Der Wendepunkt: Pfingsten
Pfingsten (Apostelgeschichte 2) markiert die Trennlinie zwischen dem Alten und dem Neuen:
- Vor Pfingsten waren Buße und die Taufe des Johannes die angemessene Antwort auf Gottes Ruf.
- Nach Pfingsten waren Vergebung und die Gabe des Heiligen Geistes mit der Taufe im Namen Jesu verbunden (Apostelgeschichte 2:38).
Von diesem Tag an war die Taufe des Johannes nicht mehr autorisiert. Jeder, der sie danach empfing, benötigte eine Wiederholungstaufe unter der Autorität Christi.
Die Zwölf Jünger in Ephesus
Apostelgeschichte 19:1–7 berichtet genau von einem solchen Fall. Paulus fand in Ephesus zwölf Männer, die, wie Apollos zuvor, "nur die Taufe des Johannes kannten." Auf Befragen hatten sie nicht einmal gehört, dass der Heilige Geist gegeben worden war.
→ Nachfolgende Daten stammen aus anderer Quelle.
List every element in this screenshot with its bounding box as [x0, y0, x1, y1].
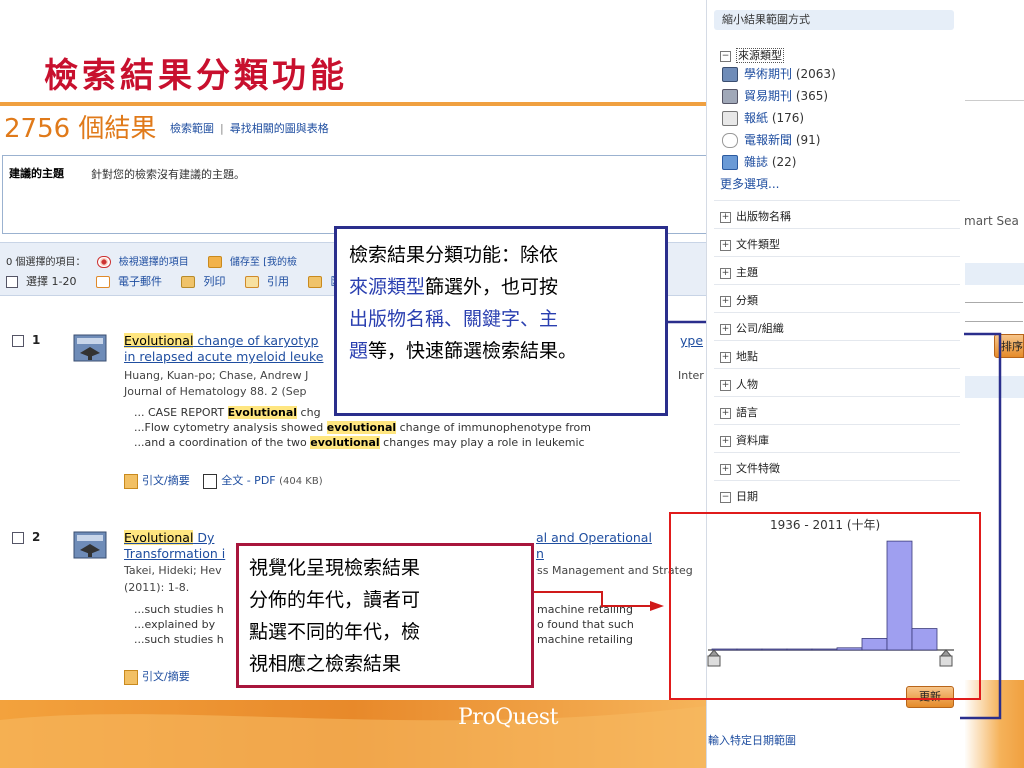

Paulus erklärte, dass die Taufe des Johannes zur Buße diente und auf den hinwies, der kommen sollte.
Als sie das hörten, ließen sie sich taufen auf den Namen des Herrn Jesus.
- Apostelgeschichte 19:5
Bei ihrer Taufe im Namen Jesu empfingen sie die Vergebung der Sünden und das Einwohnen des Heiligen Geistes gemäß Apostelgeschichte 2:38. Danach legte Paulus ihnen die Hände auf, um die Kraft des Geistes zu verleihen, die sie befähigte, Zeugnis abzulegen und mit begleitenden Zeichen zu dienen.
Ihre "Wieder-Taufe" war keine Wiederholung von etwas einst Gültigem, sondern eine Korrektur einer Praxis, die überholt war. Die Taufe des Johannes, die noch Jahre nach Pfingsten vollzogen wurde, war nicht mehr wirksam, weil ihr Zweck in Christus erfüllt worden war.
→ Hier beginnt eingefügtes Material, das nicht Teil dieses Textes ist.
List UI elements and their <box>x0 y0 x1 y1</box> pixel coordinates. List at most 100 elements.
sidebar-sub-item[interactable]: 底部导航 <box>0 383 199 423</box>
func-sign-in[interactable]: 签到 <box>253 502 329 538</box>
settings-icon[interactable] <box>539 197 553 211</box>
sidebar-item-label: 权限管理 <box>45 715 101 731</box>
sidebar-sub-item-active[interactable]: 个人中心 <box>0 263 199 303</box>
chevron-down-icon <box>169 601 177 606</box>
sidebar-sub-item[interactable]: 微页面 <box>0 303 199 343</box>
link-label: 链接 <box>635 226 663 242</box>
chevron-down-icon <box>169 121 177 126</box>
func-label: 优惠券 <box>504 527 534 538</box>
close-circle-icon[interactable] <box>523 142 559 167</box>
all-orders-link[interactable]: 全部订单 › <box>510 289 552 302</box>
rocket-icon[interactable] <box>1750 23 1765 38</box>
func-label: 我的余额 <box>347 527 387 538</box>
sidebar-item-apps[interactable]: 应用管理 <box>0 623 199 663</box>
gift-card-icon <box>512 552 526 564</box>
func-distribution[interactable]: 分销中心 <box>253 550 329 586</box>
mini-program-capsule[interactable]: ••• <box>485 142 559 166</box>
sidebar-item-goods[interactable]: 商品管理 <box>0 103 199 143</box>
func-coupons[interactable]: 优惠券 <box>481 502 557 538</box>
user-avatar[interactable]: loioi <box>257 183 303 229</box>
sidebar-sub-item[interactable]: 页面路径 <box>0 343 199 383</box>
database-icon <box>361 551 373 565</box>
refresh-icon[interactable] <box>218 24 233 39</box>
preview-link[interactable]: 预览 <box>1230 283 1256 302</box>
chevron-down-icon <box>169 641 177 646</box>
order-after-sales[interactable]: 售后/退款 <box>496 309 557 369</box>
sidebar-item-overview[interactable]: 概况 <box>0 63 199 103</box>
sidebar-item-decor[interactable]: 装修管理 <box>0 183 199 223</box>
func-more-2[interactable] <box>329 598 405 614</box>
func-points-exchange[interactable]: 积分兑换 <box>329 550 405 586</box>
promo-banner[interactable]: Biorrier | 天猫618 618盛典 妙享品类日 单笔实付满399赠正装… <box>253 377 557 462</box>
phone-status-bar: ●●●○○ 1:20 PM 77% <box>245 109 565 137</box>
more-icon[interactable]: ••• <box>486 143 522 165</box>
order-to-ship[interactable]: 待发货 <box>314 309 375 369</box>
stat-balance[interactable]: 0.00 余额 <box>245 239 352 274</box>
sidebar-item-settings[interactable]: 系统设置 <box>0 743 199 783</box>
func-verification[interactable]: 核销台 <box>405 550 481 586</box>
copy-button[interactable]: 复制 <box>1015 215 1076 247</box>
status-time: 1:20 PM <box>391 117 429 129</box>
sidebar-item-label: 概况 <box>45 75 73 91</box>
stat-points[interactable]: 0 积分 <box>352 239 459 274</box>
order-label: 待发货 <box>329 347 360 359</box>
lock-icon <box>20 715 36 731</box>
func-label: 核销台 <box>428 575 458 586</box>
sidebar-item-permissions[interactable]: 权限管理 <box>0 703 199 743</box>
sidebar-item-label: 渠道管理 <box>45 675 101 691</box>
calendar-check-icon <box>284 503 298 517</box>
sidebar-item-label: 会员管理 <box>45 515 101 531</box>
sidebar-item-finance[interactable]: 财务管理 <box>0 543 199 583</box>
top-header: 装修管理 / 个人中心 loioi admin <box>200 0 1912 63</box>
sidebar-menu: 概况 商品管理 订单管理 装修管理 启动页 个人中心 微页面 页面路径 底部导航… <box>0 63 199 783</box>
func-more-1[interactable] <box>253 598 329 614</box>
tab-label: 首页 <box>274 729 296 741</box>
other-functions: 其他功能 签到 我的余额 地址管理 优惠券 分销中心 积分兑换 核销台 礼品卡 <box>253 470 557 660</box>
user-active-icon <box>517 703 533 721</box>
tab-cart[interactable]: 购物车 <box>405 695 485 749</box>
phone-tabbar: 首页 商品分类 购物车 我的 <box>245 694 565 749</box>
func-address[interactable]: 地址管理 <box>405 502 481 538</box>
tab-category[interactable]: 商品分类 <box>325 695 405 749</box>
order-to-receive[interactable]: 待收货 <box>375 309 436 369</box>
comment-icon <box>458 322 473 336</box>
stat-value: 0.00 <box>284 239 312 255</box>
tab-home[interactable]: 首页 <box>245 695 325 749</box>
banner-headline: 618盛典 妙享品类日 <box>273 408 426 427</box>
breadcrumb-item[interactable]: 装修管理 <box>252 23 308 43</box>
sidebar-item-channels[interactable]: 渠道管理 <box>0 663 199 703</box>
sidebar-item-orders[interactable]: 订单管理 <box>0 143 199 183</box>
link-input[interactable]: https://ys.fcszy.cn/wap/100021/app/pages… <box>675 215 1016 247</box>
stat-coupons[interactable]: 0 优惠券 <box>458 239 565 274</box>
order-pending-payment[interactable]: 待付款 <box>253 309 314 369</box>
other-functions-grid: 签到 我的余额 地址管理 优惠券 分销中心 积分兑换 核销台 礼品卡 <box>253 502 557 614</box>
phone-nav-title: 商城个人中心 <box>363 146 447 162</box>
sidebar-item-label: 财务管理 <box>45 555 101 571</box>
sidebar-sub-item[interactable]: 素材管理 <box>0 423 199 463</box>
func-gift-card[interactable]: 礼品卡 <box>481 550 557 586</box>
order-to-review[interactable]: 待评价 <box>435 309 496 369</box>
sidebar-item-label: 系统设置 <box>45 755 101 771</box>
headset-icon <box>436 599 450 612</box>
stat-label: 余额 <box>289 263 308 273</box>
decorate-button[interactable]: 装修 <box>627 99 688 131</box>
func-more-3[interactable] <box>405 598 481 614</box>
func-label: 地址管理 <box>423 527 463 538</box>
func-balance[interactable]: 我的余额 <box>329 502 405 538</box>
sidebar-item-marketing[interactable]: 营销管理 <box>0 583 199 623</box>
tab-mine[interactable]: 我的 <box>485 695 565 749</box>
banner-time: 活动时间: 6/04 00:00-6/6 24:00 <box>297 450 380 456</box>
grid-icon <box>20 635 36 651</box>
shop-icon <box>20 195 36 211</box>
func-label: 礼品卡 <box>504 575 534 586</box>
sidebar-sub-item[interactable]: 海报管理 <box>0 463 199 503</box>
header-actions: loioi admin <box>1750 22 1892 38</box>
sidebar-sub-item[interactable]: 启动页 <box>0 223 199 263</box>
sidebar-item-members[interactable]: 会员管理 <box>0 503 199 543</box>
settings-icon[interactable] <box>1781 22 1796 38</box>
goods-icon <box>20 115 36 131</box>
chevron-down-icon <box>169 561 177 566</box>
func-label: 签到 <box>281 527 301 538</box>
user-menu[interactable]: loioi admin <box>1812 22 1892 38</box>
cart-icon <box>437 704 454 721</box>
- Wie zeigen die Berichte über Apollos und die zwölf Jünger den Unterschied zwischen unvollständigem und vollständigem Evangeliumsverständnis?
- Warum ist die Unterscheidung zwischen dem Einwohnen und der Ermächtigung des Geistes wichtig für das Verständnis von Apostelgeschichte 2 und Apostelgeschichte 19?
- Was können moderne Gläubige von Priscilla, Aquila und Paulus darüber lernen, wie man aufrichtige, aber irrende Lehrer korrigiert?
- ChatGPT (GPT-5), „Von unvollständig zu vollständig: Apollos und die Zwölf“, Apostelgeschichte 18–19 Diskussion, Oktober 2025.
- F. F. Bruce, Die Apostelgeschichte, NICNT (Eerdmans, 1988).
- Everett Ferguson, Die Kirche Christi: Eine biblische Ekklesiologie für heute (Eerdmans, 1996).
- Guy N. Woods, Fragen und Antworten: Offenes Forum (Gospel Advocate, 1976).